JCC – Esse é um ponto bem perigoso, né? Eu vejo muitos consultores falarem sobre o ‘momento wow’, mas isso é algo a ser avaliado com cuidado. Temos de ver sempre os dois lados, o lado do cliente e o lado da empresa. No lado do primeiro, esse encantamento nada mais é do que ofertar qualquer coisa a mais do que é o esperado pelo cliente. Por exemplo, no caso de um serviço mecânico, muitas vezes o cliente procura por um reparo ou uma revisão. O que para ele é o normal desse serviço? Apenas o reparo que ele está buscando… Mas ele pode, por exemplo, ter um atendimento diferenciado, aquele momento do cafezinho ou que a empresa ofereça um transporte para que ele possa se locomover depois de deixar o carro no local. Essas são pequenas coisas que causam esse ‘wow’, esse encantamento. Mas aí você me pergunta, por que eu falei que a gente tem que pensar do lado do cliente e do lado da empresa? A questão é que o encantamento é algo inesperado. Acontece, então, que para criar esse efeito da surpresa, esse efeito do encantamento, esse estímulo não pode ser conhecido. E a partir do momento em que ele é conhecido, ele já vai ser esperado para a próxima vez. Então, por exemplo, lá no caso de uma mecânica. O serviço ofertado anteriormente, já não vai causar encantamento e é aí que começa a pesar para a empresa, pois ela precisa buscar pelo encantamento contínuo. Fica uma bola de neve ali em termos de custo, né? Por isso, eu prefiro que a empresa deixe um processo muito redondinho, com uma questão de atenção aos detalhes daquela jornada. Não é sobre pirotecnia. Os mecânicos, por exemplo, podem fazer o isolamento de componentes para não sujar, colocando capa nos bancos, depois limpando o automóvel. Esses são detalhes de processo que encantam de uma maneira sustentável. Empresas centradas no cliente não pensam só em encantar, mas sim em servir excelência sempre.

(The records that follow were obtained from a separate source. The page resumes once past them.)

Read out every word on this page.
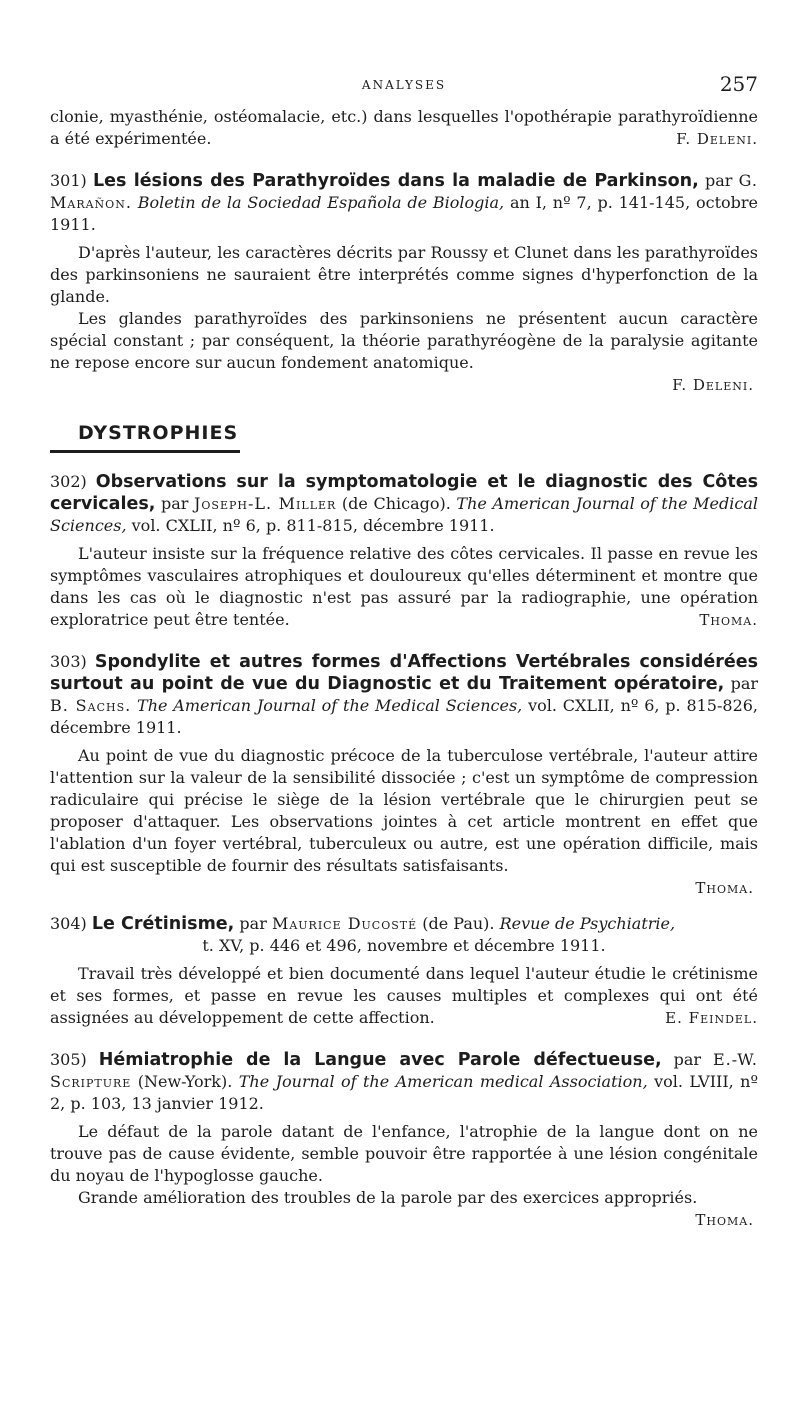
ANALYSES	257

clonie, myasthénie, ostéomalacie, etc.) dans lesquelles l'opothérapie parathyroïdienne a été expérimentée.	F. Deleni.

301) Les lésions des Parathyroïdes dans la maladie de Parkinson, par G. Marañon. Boletin de la Sociedad Española de Biologia, an I, nº 7, p. 141-145, octobre 1911.

D'après l'auteur, les caractères décrits par Roussy et Clunet dans les parathyroïdes des parkinsoniens ne sauraient être interprétés comme signes d'hyperfonction de la glande.

Les glandes parathyroïdes des parkinsoniens ne présentent aucun caractère spécial constant ; par conséquent, la théorie parathyréogène de la paralysie agitante ne repose encore sur aucun fondement anatomique.

F. Deleni.
DYSTROPHIES

302) Observations sur la symptomatologie et le diagnostic des Côtes cervicales, par Joseph-L. Miller (de Chicago). The American Journal of the Medical Sciences, vol. CXLII, nº 6, p. 811-815, décembre 1911.

L'auteur insiste sur la fréquence relative des côtes cervicales. Il passe en revue les symptômes vasculaires atrophiques et douloureux qu'elles déterminent et montre que dans les cas où le diagnostic n'est pas assuré par la radiographie, une opération exploratrice peut être tentée.	Thoma.

303) Spondylite et autres formes d'Affections Vertébrales considérées surtout au point de vue du Diagnostic et du Traitement opératoire, par B. Sachs. The American Journal of the Medical Sciences, vol. CXLII, nº 6, p. 815-826, décembre 1911.

Au point de vue du diagnostic précoce de la tuberculose vertébrale, l'auteur attire l'attention sur la valeur de la sensibilité dissociée ; c'est un symptôme de compression radiculaire qui précise le siège de la lésion vertébrale que le chirurgien peut se proposer d'attaquer. Les observations jointes à cet article montrent en effet que l'ablation d'un foyer vertébral, tuberculeux ou autre, est une opération difficile, mais qui est susceptible de fournir des résultats satisfaisants.

Thoma.

304) Le Crétinisme, par Maurice Ducosté (de Pau). Revue de Psychiatrie,

t. XV, p. 446 et 496, novembre et décembre 1911.

Travail très développé et bien documenté dans lequel l'auteur étudie le crétinisme et ses formes, et passe en revue les causes multiples et complexes qui ont été assignées au développement de cette affection.	E. Feindel.

305) Hémiatrophie de la Langue avec Parole défectueuse, par E.-W. Scripture (New-York). The Journal of the American medical Association, vol. LVIII, nº 2, p. 103, 13 janvier 1912.

Le défaut de la parole datant de l'enfance, l'atrophie de la langue dont on ne trouve pas de cause évidente, semble pouvoir être rapportée à une lésion congénitale du noyau de l'hypoglosse gauche.

Grande amélioration des troubles de la parole par des exercices appropriés.

Thoma.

NVA – Como você tem visto o desenvolvimento do varejo brasileiro no âmbito da experiência do consumidor? Quais segmentos e portes de empresa estão, digamos, mais ‘avançados’ na pauta?

JCC – Olha, eu vou ser bem sincera. As coisas parecem que estão avançando, porque está se falando muito sobre… Mas ainda tem muito, mas muito a se trabalhar e melhorar. Principalmente do lado das empresas. O varejo está progredindo e tem alguns que estão bem avançados. Outros, porém, ainda têm tido bastante dificuldade. O consumidor, por sua vez, repara pouco, mas em termos de operação é possível sentir bastante. Quando falamos de serviço, nossas empresas têm muito a melhorar. Principalmente porque no Brasil existe uma divisão e uma hierarquização muito grande dentro das companhias, que acaba dificultando muito a fluidez da comunicação. Somado a isso, temos problema de comunicação interna, que dificulta e gera muita confusão na hora de falar, explicar e até mesmo prestar um serviço, prejudicando o atendimento e o relacionamento com o cliente. E que não é só isso. Envolve como a empresa se projeta, de fato, desde a criação da proposta de valor, passando pela forma como ela se sustenta através da comunicação, até depois, a maneira que ela vai fazer o relacionamento de uma forma muito genuína com esse cliente. No Brasil, infelizmente, esse trato com o cliente ainda é muito movido a venda, sabe? E, sendo assim, cai um pouquinho essa questão da experiência. A experiência ali para o cliente, de fato, é ele se sentir especial e valorizado. Não se pode olhar apenas para venda, venda, venda, sabe? Então, eu vejo que o varejo ainda tem muito a evoluir, e serviço muito mais.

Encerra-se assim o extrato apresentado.